Incontinenza urinaria da stress

L’incontinenza da stress è una perdita involontaria di urina causata da un improvviso aumento della pressione (stress) sulla vescica. Viene anche definita incontinenza da sforzo, perché basta un brusco movimento fisico, innescato da un semplice colpo di tosse, da uno starnuto, dal sollevamento delle buste della spesa, per provocare la perdita. Il termine stress non deve trarre in inganno, perché l’incontinenza non è legata a stress psicologico o ansia. La perdita di urina si verifica in seguito a un movimento fisico, quando la pressione interna all’addome causa un aumento di quella intravescicale.

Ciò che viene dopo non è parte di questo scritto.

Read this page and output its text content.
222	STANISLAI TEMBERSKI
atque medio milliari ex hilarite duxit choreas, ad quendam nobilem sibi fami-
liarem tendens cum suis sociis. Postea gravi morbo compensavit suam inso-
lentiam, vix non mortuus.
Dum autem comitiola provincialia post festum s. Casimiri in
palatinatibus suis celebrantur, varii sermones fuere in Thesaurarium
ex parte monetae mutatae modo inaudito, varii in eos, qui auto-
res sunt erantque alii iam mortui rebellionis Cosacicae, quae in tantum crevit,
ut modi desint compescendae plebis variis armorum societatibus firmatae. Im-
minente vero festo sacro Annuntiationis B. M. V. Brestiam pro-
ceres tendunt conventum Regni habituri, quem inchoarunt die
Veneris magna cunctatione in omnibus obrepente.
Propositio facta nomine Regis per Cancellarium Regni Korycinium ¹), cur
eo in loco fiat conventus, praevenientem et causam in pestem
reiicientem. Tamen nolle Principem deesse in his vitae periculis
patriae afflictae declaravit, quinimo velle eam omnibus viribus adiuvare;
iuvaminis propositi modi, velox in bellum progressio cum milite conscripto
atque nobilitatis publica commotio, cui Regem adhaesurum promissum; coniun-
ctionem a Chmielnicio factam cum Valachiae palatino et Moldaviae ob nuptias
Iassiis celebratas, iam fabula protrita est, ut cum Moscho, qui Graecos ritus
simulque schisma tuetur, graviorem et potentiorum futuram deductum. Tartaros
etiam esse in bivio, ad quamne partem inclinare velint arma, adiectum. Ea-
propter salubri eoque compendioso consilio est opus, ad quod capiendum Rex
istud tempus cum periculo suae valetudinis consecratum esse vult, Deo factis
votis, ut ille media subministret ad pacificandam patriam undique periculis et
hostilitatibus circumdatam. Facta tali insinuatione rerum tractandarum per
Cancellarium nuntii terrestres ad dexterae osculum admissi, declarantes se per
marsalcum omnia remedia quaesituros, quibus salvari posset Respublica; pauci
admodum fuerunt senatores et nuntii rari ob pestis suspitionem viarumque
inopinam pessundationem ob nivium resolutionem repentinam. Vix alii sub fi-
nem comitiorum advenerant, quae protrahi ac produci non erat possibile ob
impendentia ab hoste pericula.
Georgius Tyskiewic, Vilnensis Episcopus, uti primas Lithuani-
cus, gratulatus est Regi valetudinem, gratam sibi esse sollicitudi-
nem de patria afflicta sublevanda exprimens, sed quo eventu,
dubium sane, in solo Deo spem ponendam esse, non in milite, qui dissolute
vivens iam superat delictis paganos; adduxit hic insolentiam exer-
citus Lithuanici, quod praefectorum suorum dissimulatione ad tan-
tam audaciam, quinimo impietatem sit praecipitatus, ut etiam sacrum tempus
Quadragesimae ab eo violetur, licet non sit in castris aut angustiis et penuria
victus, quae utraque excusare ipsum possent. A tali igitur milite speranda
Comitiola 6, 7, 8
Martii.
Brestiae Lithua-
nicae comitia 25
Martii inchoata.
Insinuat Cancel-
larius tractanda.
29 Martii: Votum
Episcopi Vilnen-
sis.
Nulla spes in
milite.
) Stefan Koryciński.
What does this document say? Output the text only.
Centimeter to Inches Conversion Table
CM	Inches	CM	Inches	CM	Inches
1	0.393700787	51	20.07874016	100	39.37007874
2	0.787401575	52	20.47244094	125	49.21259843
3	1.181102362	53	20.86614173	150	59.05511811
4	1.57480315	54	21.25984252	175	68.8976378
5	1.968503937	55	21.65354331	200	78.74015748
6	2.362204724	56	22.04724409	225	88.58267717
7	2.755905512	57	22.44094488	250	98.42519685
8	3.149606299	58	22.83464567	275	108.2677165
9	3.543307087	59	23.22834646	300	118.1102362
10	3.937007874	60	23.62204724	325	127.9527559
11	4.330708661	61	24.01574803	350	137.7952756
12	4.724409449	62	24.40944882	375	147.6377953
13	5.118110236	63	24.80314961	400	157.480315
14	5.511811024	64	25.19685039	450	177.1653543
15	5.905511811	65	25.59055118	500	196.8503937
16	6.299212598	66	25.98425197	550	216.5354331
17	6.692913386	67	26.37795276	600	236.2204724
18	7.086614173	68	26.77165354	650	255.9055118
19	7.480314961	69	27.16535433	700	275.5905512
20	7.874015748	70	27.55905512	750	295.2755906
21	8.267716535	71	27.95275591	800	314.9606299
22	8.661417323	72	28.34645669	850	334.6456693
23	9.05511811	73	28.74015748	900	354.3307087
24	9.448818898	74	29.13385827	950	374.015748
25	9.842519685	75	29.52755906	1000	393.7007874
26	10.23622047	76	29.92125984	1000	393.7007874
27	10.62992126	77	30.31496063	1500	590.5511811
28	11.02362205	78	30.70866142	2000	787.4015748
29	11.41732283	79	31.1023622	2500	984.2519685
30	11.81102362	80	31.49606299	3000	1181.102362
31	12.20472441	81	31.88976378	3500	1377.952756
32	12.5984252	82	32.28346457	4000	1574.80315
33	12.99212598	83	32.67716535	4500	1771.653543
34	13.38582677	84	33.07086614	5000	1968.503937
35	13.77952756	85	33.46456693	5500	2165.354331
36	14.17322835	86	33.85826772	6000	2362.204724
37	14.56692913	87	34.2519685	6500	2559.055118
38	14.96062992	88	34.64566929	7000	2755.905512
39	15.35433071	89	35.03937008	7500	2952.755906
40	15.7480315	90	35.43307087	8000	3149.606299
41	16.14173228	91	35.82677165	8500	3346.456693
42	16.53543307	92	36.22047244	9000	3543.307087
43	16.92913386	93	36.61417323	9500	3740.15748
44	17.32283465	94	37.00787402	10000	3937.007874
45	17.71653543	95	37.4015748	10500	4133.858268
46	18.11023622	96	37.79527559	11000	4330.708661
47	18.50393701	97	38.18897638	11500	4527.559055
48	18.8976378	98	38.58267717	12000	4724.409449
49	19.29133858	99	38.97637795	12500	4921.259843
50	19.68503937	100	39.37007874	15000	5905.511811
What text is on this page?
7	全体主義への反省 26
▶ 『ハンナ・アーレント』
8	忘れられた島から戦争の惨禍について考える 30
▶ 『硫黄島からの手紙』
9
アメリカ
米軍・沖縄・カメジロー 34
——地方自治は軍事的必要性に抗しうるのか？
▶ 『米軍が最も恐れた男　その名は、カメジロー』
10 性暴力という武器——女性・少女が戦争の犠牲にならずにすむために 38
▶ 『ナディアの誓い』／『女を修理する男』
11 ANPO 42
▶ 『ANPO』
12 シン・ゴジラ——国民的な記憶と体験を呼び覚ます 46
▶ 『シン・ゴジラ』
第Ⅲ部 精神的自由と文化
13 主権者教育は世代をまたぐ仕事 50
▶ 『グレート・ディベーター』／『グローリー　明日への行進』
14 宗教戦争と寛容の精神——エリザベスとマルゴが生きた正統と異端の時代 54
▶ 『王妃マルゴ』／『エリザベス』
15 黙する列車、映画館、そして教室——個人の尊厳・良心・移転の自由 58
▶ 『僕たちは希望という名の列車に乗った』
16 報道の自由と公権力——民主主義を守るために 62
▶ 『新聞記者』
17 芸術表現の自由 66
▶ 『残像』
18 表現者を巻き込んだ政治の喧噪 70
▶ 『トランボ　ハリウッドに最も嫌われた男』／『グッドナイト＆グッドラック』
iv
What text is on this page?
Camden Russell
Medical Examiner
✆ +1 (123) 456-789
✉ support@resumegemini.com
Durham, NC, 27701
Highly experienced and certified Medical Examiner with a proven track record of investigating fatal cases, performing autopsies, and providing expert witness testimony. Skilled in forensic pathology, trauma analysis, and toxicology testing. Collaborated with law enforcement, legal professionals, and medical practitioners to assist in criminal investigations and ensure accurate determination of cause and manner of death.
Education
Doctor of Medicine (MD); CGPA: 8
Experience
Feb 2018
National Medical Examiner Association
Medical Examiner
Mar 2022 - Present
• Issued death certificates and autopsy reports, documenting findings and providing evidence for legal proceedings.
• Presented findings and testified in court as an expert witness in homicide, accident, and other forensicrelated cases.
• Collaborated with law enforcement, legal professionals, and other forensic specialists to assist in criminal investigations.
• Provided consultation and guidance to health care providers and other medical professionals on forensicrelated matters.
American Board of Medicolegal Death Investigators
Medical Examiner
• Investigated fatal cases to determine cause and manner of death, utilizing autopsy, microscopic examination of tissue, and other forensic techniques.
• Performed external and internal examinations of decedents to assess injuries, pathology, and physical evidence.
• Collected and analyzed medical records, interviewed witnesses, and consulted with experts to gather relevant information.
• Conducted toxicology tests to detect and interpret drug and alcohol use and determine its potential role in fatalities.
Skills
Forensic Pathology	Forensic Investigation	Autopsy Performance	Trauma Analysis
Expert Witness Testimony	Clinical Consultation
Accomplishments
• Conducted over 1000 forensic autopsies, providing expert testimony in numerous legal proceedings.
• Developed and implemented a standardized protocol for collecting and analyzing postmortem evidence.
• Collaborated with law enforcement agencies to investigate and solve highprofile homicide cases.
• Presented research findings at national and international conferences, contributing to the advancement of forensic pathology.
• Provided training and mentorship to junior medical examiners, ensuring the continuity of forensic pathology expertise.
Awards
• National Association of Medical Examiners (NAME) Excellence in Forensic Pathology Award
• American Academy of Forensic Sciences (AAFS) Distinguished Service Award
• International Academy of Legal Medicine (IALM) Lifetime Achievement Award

Incontinenza urinaria da urgenza

si tratta di una improvvisa esigenza di urinare, determinata da una contrazione imprevista e incontrollabile della vescica che rende impossibile trattenere lo stimolo. Questa condizione può verificarsi anche di notte

Prolasso urogenitale

si intende la discesa verso il basso e talvolta fuori dall’introito vaginale di una o più strutture pelviche. Esso può, infatti, interessare la vescica (cistocele), il retto (rettocele), l’utero (isterocele o prolasso uterino) in combinazioni e livelli di gravità differenti. Il prolasso è causato dal cedimento totale o parziale dei sistemi di sospensione e sostegno degli organi pelvici. È una condizione piuttosto frequente nelle donne di età senile e raramente può colpire anche le donne giovani, se vi è una predisposizione.

Il prolasso avviene in seguito a sollecitazioni meccaniche (come il parto) o a indebolimenti strutturali associati a carenze ormonali che possono sopraggiungere, ad esempio, dopo la menopausa. A seconda della gravità, si possono distinguere prolassi di I grado (quando l’ organo prolassato, pur spostato verso il basso, è ancora all’interno del canale vaginale), di II grado (quando affiora alla rima vulvare senza tuttavia uscirne), di III grado (quando sporge al di fuori di essa) di IV grado quando è totalmente al di fuori.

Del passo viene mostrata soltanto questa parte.